Rafael Penna

Saxophonist Suka Figueiredo Wants More Space for Female Horn Players in Brazilian Jazz and Instrumental Music

By 28 September, 2022

Despite a jazz upbringing, Suka Figueiredo claims that she doesn’t play jazz. At 32 years old, the saxophonist born in Rio de Janeiro believes that she is yet to reach the high degree of knowledge and technical mastery in her art, which would make her a virtuoso. Therefore, she prefers to say that she performs instrumental music.

“I didn’t have time to get close to jazz, choro and Pixinguinha’s work because life is too crazy”, she says. “I don’t characterize my sound as jazz because my sound is not virtuoso, it’s complex”.

Unlike the majority of people who play horns or wind instruments, Suka had her first contact with the saxophone at the age of 25. Her interest in the instrument came about by chance after she saw a performance on the street of the neighbourhood where she lived in São Paulo, in 2016, by the saxophonist Vinícius Chagas, who played in the project Jazz na Kombi which took jazz to various places in a Volkswagen Kombi. The love was so strong that the following day she enrolled at music school.
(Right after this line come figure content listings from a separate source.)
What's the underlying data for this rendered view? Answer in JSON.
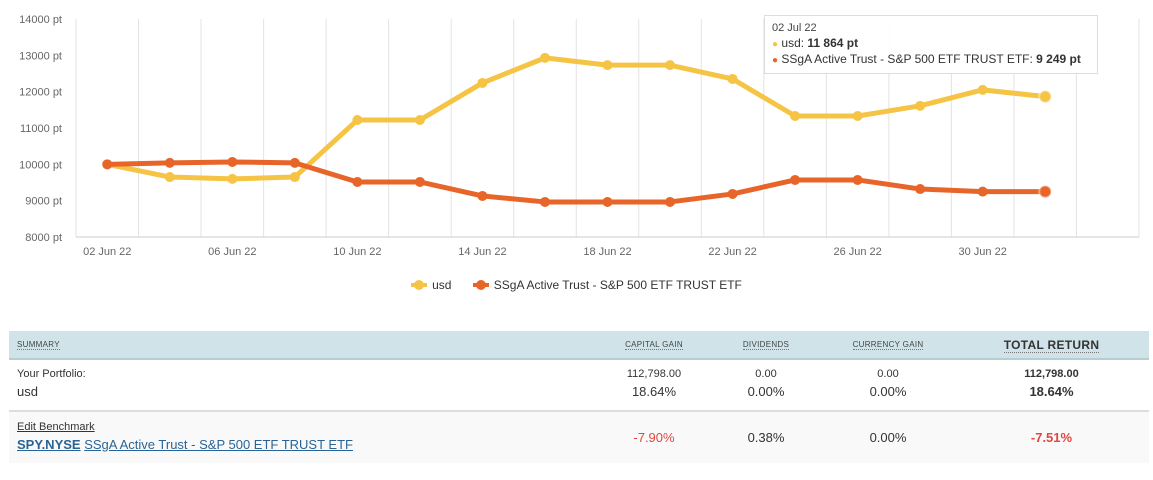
{
  "chart_data": {
    "type": "line",
    "x": [
      "02 Jun 22",
      "04 Jun 22",
      "06 Jun 22",
      "08 Jun 22",
      "10 Jun 22",
      "12 Jun 22",
      "14 Jun 22",
      "16 Jun 22",
      "18 Jun 22",
      "20 Jun 22",
      "22 Jun 22",
      "24 Jun 22",
      "26 Jun 22",
      "28 Jun 22",
      "30 Jun 22",
      "02 Jul 22"
    ],
    "x_tick_labels": [
      "02 Jun 22",
      "06 Jun 22",
      "10 Jun 22",
      "14 Jun 22",
      "18 Jun 22",
      "22 Jun 22",
      "26 Jun 22",
      "30 Jun 22"
    ],
    "y_tick_labels": [
      "14000 pt",
      "13000 pt",
      "12000 pt",
      "11000 pt",
      "10000 pt",
      "9000 pt",
      "8000 pt"
    ],
    "ylim": [
      8000,
      14000
    ],
    "grid": "vertical",
    "legend_placement": "bottom-center",
    "series": [
      {
        "name": "usd",
        "color": "#f6c445",
        "values": [
          10000,
          9650,
          9600,
          9650,
          11220,
          11220,
          12240,
          12930,
          12730,
          12730,
          12350,
          11330,
          11330,
          11610,
          12050,
          11864
        ]
      },
      {
        "name": "SSgA Active Trust - S&P 500 ETF TRUST ETF",
        "color": "#e8652a",
        "values": [
          10000,
          10040,
          10065,
          10040,
          9515,
          9515,
          9130,
          8965,
          8965,
          8965,
          9185,
          9570,
          9570,
          9320,
          9249,
          9249
        ]
      }
    ]
  },
  "tooltip": {
    "date": "02 Jul 22",
    "usd_label": "usd: ",
    "usd_value": "11 864 pt",
    "ssga_label": "SSgA Active Trust - S&P 500 ETF TRUST ETF: ",
    "ssga_value": "9 249 pt"
  },
  "legend": [
    "usd",
    "SSgA Active Trust - S&P 500 ETF TRUST ETF"
  ],
  "table": {
    "headers": {
      "summary": "Summary",
      "capital_gain": "Capital Gain",
      "dividends": "Dividends",
      "currency_gain": "Currency Gain",
      "total_return": "Total Return"
    },
    "portfolio": {
      "label": "Your Portfolio:",
      "name": "usd",
      "capital_gain_amount": "112,798.00",
      "capital_gain_pct": "18.64%",
      "dividends_amount": "0.00",
      "dividends_pct": "0.00%",
      "currency_amount": "0.00",
      "currency_pct": "0.00%",
      "total_amount": "112,798.00",
      "total_pct": "18.64%"
    },
    "benchmark": {
      "edit_label": "Edit Benchmark",
      "ticker": "SPY.NYSE",
      "name": "SSgA Active Trust - S&P 500 ETF TRUST ETF",
      "capital_gain_pct": "-7.90%",
      "dividends_pct": "0.38%",
      "currency_pct": "0.00%",
      "total_pct": "-7.51%"
    }
  }
}
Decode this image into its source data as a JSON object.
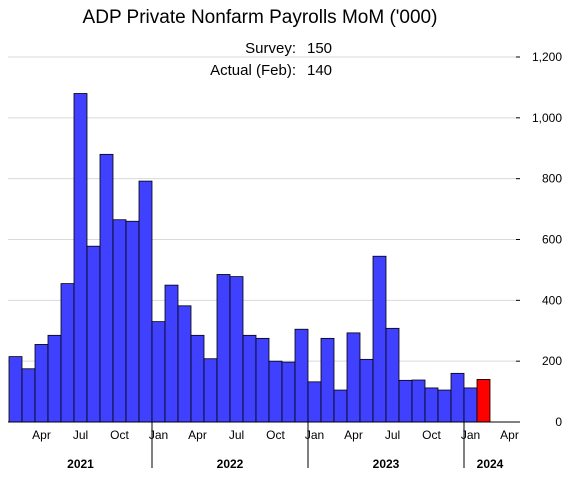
{
  "chart_data": {
    "type": "bar",
    "title": "ADP Private Nonfarm Payrolls MoM ('000)",
    "annotations": [
      {
        "label": "Survey:",
        "value": "150"
      },
      {
        "label": "Actual (Feb):",
        "value": "140"
      }
    ],
    "categories": [
      "2021-02",
      "2021-03",
      "2021-04",
      "2021-05",
      "2021-06",
      "2021-07",
      "2021-08",
      "2021-09",
      "2021-10",
      "2021-11",
      "2021-12",
      "2022-01",
      "2022-02",
      "2022-03",
      "2022-04",
      "2022-05",
      "2022-06",
      "2022-07",
      "2022-08",
      "2022-09",
      "2022-10",
      "2022-11",
      "2022-12",
      "2023-01",
      "2023-02",
      "2023-03",
      "2023-04",
      "2023-05",
      "2023-06",
      "2023-07",
      "2023-08",
      "2023-09",
      "2023-10",
      "2023-11",
      "2023-12",
      "2024-01",
      "2024-02"
    ],
    "values": [
      215,
      175,
      255,
      285,
      455,
      1080,
      578,
      880,
      665,
      660,
      792,
      330,
      450,
      382,
      285,
      208,
      485,
      478,
      285,
      275,
      200,
      197,
      305,
      132,
      275,
      105,
      293,
      206,
      545,
      308,
      137,
      138,
      112,
      105,
      160,
      112,
      140
    ],
    "highlight_index": 36,
    "colors": {
      "bar": "#4040ff",
      "highlight": "#ff0000"
    },
    "x_tick_labels": [
      {
        "month": "2021-04",
        "label": "Apr"
      },
      {
        "month": "2021-07",
        "label": "Jul"
      },
      {
        "month": "2021-10",
        "label": "Oct"
      },
      {
        "month": "2022-01",
        "label": "Jan"
      },
      {
        "month": "2022-04",
        "label": "Apr"
      },
      {
        "month": "2022-07",
        "label": "Jul"
      },
      {
        "month": "2022-10",
        "label": "Oct"
      },
      {
        "month": "2023-01",
        "label": "Jan"
      },
      {
        "month": "2023-04",
        "label": "Apr"
      },
      {
        "month": "2023-07",
        "label": "Jul"
      },
      {
        "month": "2023-10",
        "label": "Oct"
      },
      {
        "month": "2024-01",
        "label": "Jan"
      },
      {
        "month": "2024-04",
        "label": "Apr"
      }
    ],
    "years": [
      "2021",
      "2022",
      "2023",
      "2024"
    ],
    "y_ticks": [
      "0",
      "200",
      "400",
      "600",
      "800",
      "1,000",
      "1,200"
    ],
    "ylim": [
      0,
      1200
    ],
    "y_axis_side": "right",
    "grid": true
  }
}
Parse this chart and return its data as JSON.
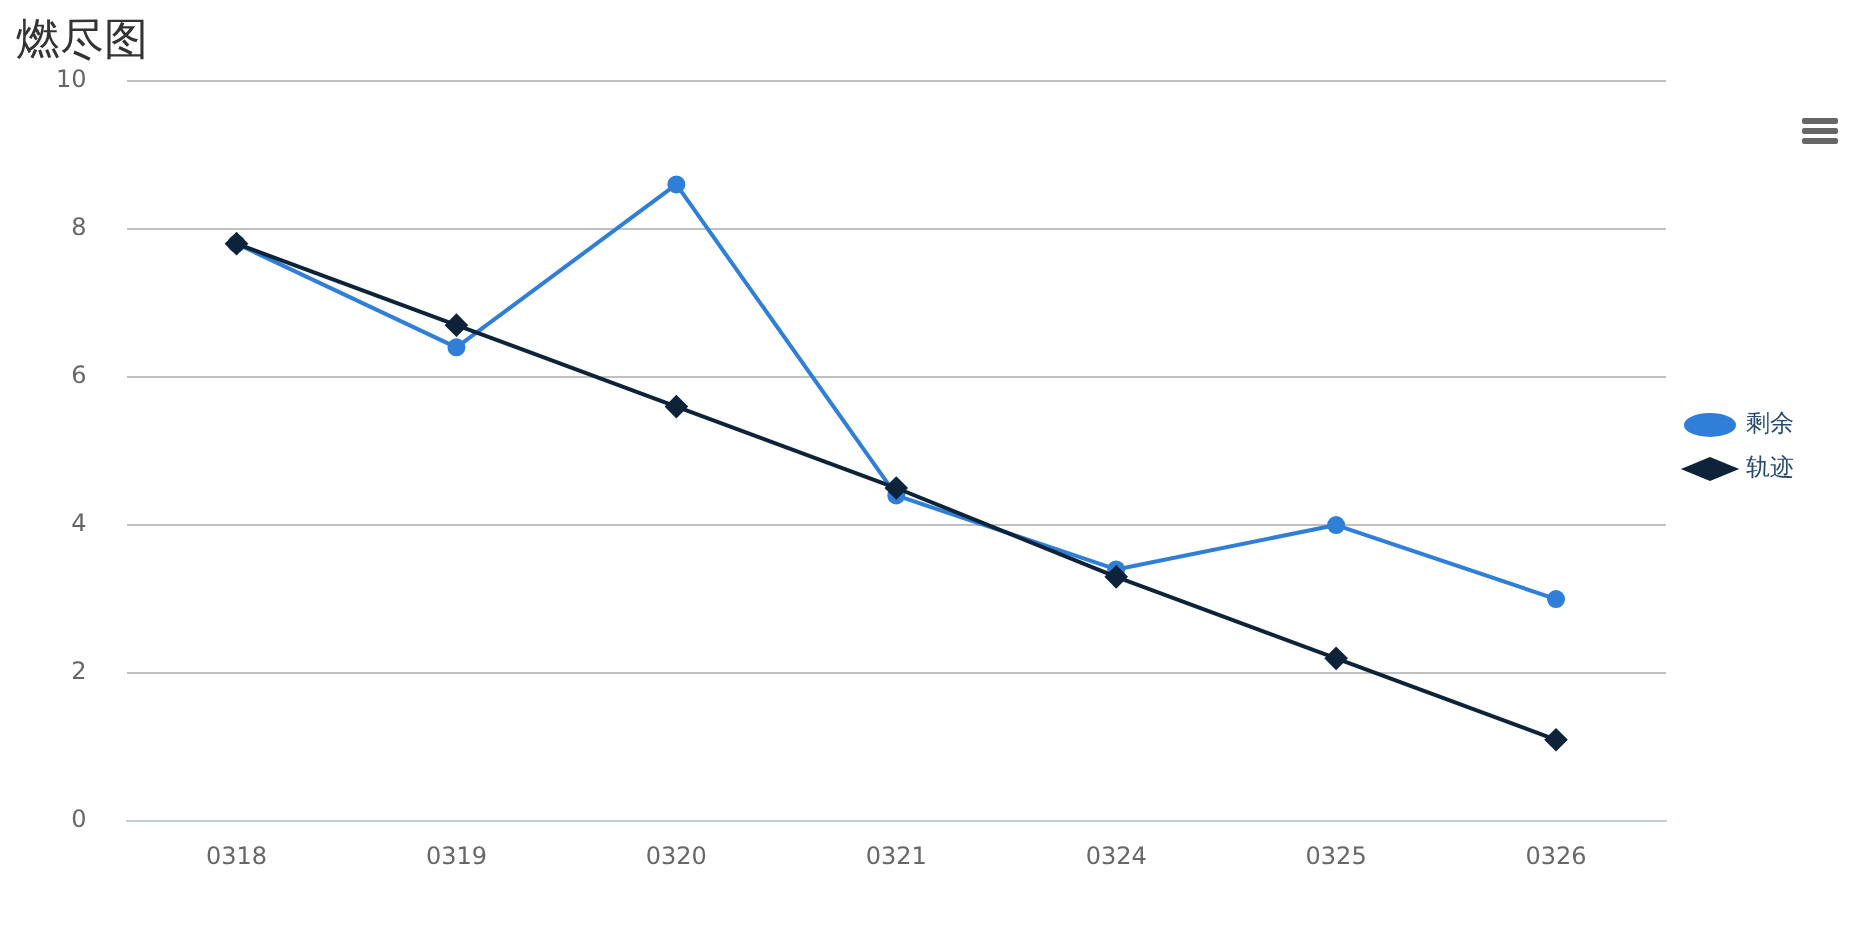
{
  "chart_data": {
    "type": "line",
    "title": "燃尽图",
    "categories": [
      "0318",
      "0319",
      "0320",
      "0321",
      "0324",
      "0325",
      "0326"
    ],
    "series": [
      {
        "name": "剩余",
        "color": "#2f7ed8",
        "marker": "circle",
        "values": [
          7.8,
          6.4,
          8.6,
          4.4,
          3.4,
          4,
          3
        ]
      },
      {
        "name": "轨迹",
        "color": "#0d233a",
        "marker": "diamond",
        "values": [
          7.8,
          6.7,
          5.6,
          4.5,
          3.3,
          2.2,
          1.1
        ]
      }
    ],
    "ylim": [
      0,
      10
    ],
    "yticks": [
      0,
      2,
      4,
      6,
      8,
      10
    ],
    "grid": "y",
    "legend": "right"
  }
}
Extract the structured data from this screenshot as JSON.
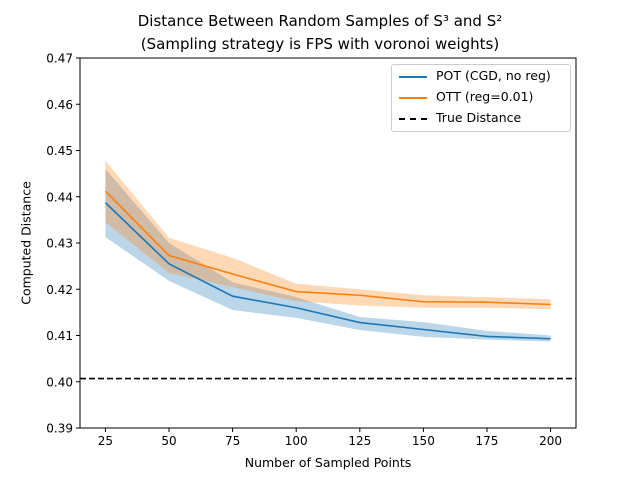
{
  "chart_data": {
    "type": "line",
    "title_line1": "Distance Between Random Samples of S³ and S²",
    "title_line2": "(Sampling strategy is FPS with voronoi weights)",
    "xlabel": "Number of Sampled Points",
    "ylabel": "Computed Distance",
    "xlim": [
      15,
      210
    ],
    "ylim": [
      0.39,
      0.47
    ],
    "x_ticks": [
      25,
      50,
      75,
      100,
      125,
      150,
      175,
      200
    ],
    "y_ticks": [
      0.39,
      0.4,
      0.41,
      0.42,
      0.43,
      0.44,
      0.45,
      0.46,
      0.47
    ],
    "x": [
      25,
      50,
      75,
      100,
      125,
      150,
      175,
      200
    ],
    "series": [
      {
        "name": "POT (CGD, no reg)",
        "color": "#1f77b4",
        "values": [
          0.4387,
          0.4255,
          0.4185,
          0.416,
          0.4128,
          0.4113,
          0.4098,
          0.4093
        ],
        "lower": [
          0.4313,
          0.4218,
          0.4155,
          0.4138,
          0.4112,
          0.4097,
          0.4091,
          0.4087
        ],
        "upper": [
          0.446,
          0.43,
          0.4215,
          0.4183,
          0.414,
          0.4129,
          0.411,
          0.41
        ]
      },
      {
        "name": "OTT (reg=0.01)",
        "color": "#ff7f0e",
        "values": [
          0.4412,
          0.4273,
          0.4233,
          0.4195,
          0.4187,
          0.4173,
          0.4172,
          0.4167
        ],
        "lower": [
          0.4345,
          0.4235,
          0.4205,
          0.4174,
          0.4165,
          0.416,
          0.416,
          0.4157
        ],
        "upper": [
          0.4478,
          0.4311,
          0.4268,
          0.4212,
          0.42,
          0.4187,
          0.4183,
          0.4178
        ]
      }
    ],
    "reference_line": {
      "name": "True Distance",
      "y": 0.4007,
      "style": "dashed",
      "color": "#000000"
    },
    "grid": false,
    "legend_position": "top-right"
  }
}
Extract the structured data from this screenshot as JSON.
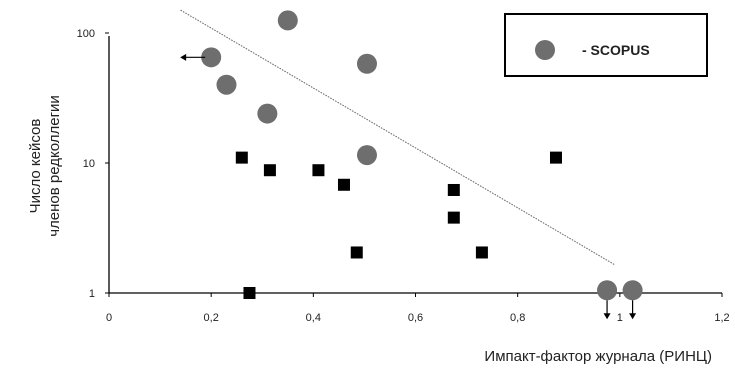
{
  "chart_data": {
    "type": "scatter",
    "title": "",
    "xlabel": "Импакт-фактор журнала (РИНЦ)",
    "ylabel_lines": [
      "Число кейсов",
      "членов редколлегии"
    ],
    "x_scale": "linear",
    "y_scale": "log",
    "xlim": [
      0,
      1.2
    ],
    "ylim": [
      1,
      100
    ],
    "x_ticks": [
      {
        "value": 0,
        "label": "0"
      },
      {
        "value": 0.2,
        "label": "0,2"
      },
      {
        "value": 0.4,
        "label": "0,4"
      },
      {
        "value": 0.6,
        "label": "0,6"
      },
      {
        "value": 0.8,
        "label": "0,8"
      },
      {
        "value": 1.0,
        "label": "1"
      },
      {
        "value": 1.2,
        "label": "1,2"
      }
    ],
    "y_ticks": [
      {
        "value": 1,
        "label": "1"
      },
      {
        "value": 10,
        "label": "10"
      },
      {
        "value": 100,
        "label": "100"
      }
    ],
    "grid": false,
    "legend": {
      "position": "top-right",
      "entries": [
        {
          "marker": "circle",
          "label": "- SCOPUS"
        }
      ]
    },
    "colors": {
      "scopus": "#6e6e6e",
      "other": "#000000",
      "trend": "#666666"
    },
    "series": [
      {
        "marker": "circle",
        "points": [
          {
            "x": 0.35,
            "y": 125
          },
          {
            "x": 0.2,
            "y": 65,
            "arrow": "left"
          },
          {
            "x": 0.505,
            "y": 58
          },
          {
            "x": 0.23,
            "y": 40
          },
          {
            "x": 0.31,
            "y": 24
          },
          {
            "x": 0.505,
            "y": 11.5
          },
          {
            "x": 0.975,
            "y": 1.05,
            "arrow": "down"
          },
          {
            "x": 1.025,
            "y": 1.05,
            "arrow": "down"
          }
        ]
      },
      {
        "marker": "square",
        "points": [
          {
            "x": 0.26,
            "y": 11
          },
          {
            "x": 0.315,
            "y": 8.8
          },
          {
            "x": 0.41,
            "y": 8.8
          },
          {
            "x": 0.46,
            "y": 6.8
          },
          {
            "x": 0.485,
            "y": 2.05
          },
          {
            "x": 0.675,
            "y": 6.2
          },
          {
            "x": 0.675,
            "y": 3.8
          },
          {
            "x": 0.73,
            "y": 2.05
          },
          {
            "x": 0.875,
            "y": 11
          },
          {
            "x": 0.275,
            "y": 1
          }
        ]
      }
    ],
    "trendline": {
      "from": {
        "x": 0.14,
        "y": 150
      },
      "to": {
        "x": 0.99,
        "y": 1.65
      }
    }
  }
}
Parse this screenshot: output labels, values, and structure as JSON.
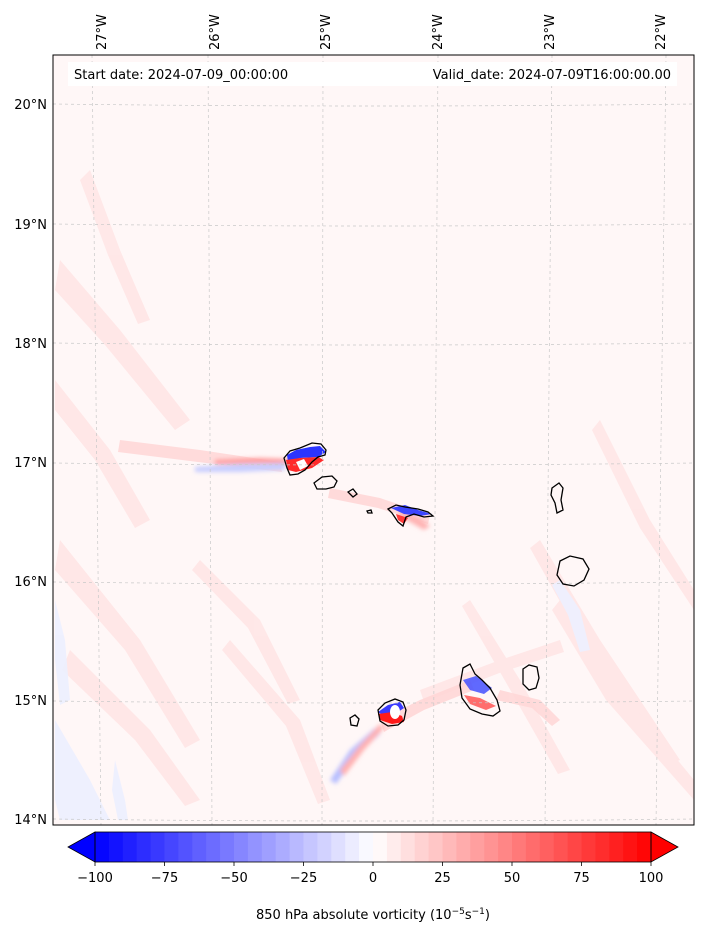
{
  "header": {
    "start_date": "Start date: 2024-07-09_00:00:00",
    "valid_date": "Valid_date: 2024-07-09T16:00:00.00"
  },
  "map": {
    "lon_labels": [
      "27°W",
      "26°W",
      "25°W",
      "24°W",
      "23°W",
      "22°W"
    ],
    "lat_labels": [
      "20°N",
      "19°N",
      "18°N",
      "17°N",
      "16°N",
      "15°N",
      "14°N"
    ],
    "gridlines": "dashed"
  },
  "colorbar": {
    "tick_labels": [
      "−100",
      "−75",
      "−50",
      "−25",
      "0",
      "25",
      "50",
      "75",
      "100"
    ],
    "label_main": "850 hPa absolute vorticity (10",
    "label_exp1": "−5",
    "label_mid": "s",
    "label_exp2": "−1",
    "label_end": ")",
    "min_color": "#0000ff",
    "mid_color": "#ffffff",
    "max_color": "#ff0000"
  }
}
“At the time, [Chagas] had a black power platinum blonde hair do… I saw that black man with that beautiful hair with the saxophone in his hand and I said: ‘manos [bros], what’s that sound!? That’s what I want to do with my life.’ The truth is that I started studying as a hobby, so I could escape the madness of my public sector job”.

This new passion, added to the desire to leave a job harmful to her mental health, motivated Suka to dedicate herself fully to music. What was supposed to be just a way out became her goal in life. To improve the talent that she didn’t know she had, she immersed herself in her studies. In 2018, she won first place at Escola Municipal de Música, in São Paulo, and two years later she made her official debut with the single “Caminho de Mármore”.

During this formative period, she had to look for alternative ways to earn money, because making a living from music was still just a dream. She gave up an unstable job and began to devote all her time to sax. To keep to the basics, she worked different informal jobs, from waitress to receptionist.

“I needed to change my life. It is obvious that I speak from a place of great privilege. Changing my life was getting out of a guaranteed job, but it was killing me. So I clung to the music as if it were the buoy on the high seas, as if it was what would save me. I dedicated myself tirelessly. I studied 5-6 hours a day… and I had a lot of problems with neighbours”.

For her dedication, Suka Figueiredo was, and has been, rewarded. Her short trajectory has generated great results and, in a way, served as an incentive for other black women to gain prominence in jazz and Brazilian instrumental music. Not by chance, on the International Day of Black Latin American and Caribbean Women (July 25, 2022), she debuted the EP AFROLATINA.

The five-track repertoire has several jazz influences, mainly from Latin America (Cuba and Mexico), and brings some elements of afrobeat, cumbia, R&B and MPB. One of her inspirations for the construction of the album was the work of Moacir Santos, of which she is an unconditional admirer, having performed his music in shows she has done in several Brazilian cities with a band formed entirely by women.

“I understood very quickly that the spaces for female horn players are very restricted”, she says. “Women, in music in general, work more in voice, or on the piano… I was very uncomfortable leaving the house to see an orchestra and there were only men in it – mostly white. Sometimes there is one woman or another on the flute, or on the violin, but then I asked myself: where are the saxophonists, the trumpeters? This bothered me because I felt that if I didn’t create the my own workspace, I wouldn’t be able to play the repertoire I wanted.”

It is thinking about the female role within a genre still very restricted to women – unless they are playing a supporting role in a band – that Suka started her journey. Much more than being recognized, her goal is to open doors – within her possibilities – for other black women to conquer the space they long for. Her path serves as a stimulus for black girls who do not see themselves represented in the classicist and academic musical environment of Brazilian jazz.

“My intention is to deconstruct that, because jazz is mine, jazz is ours. Rock is mine, it’s yours. It’s not the sound of those guys”.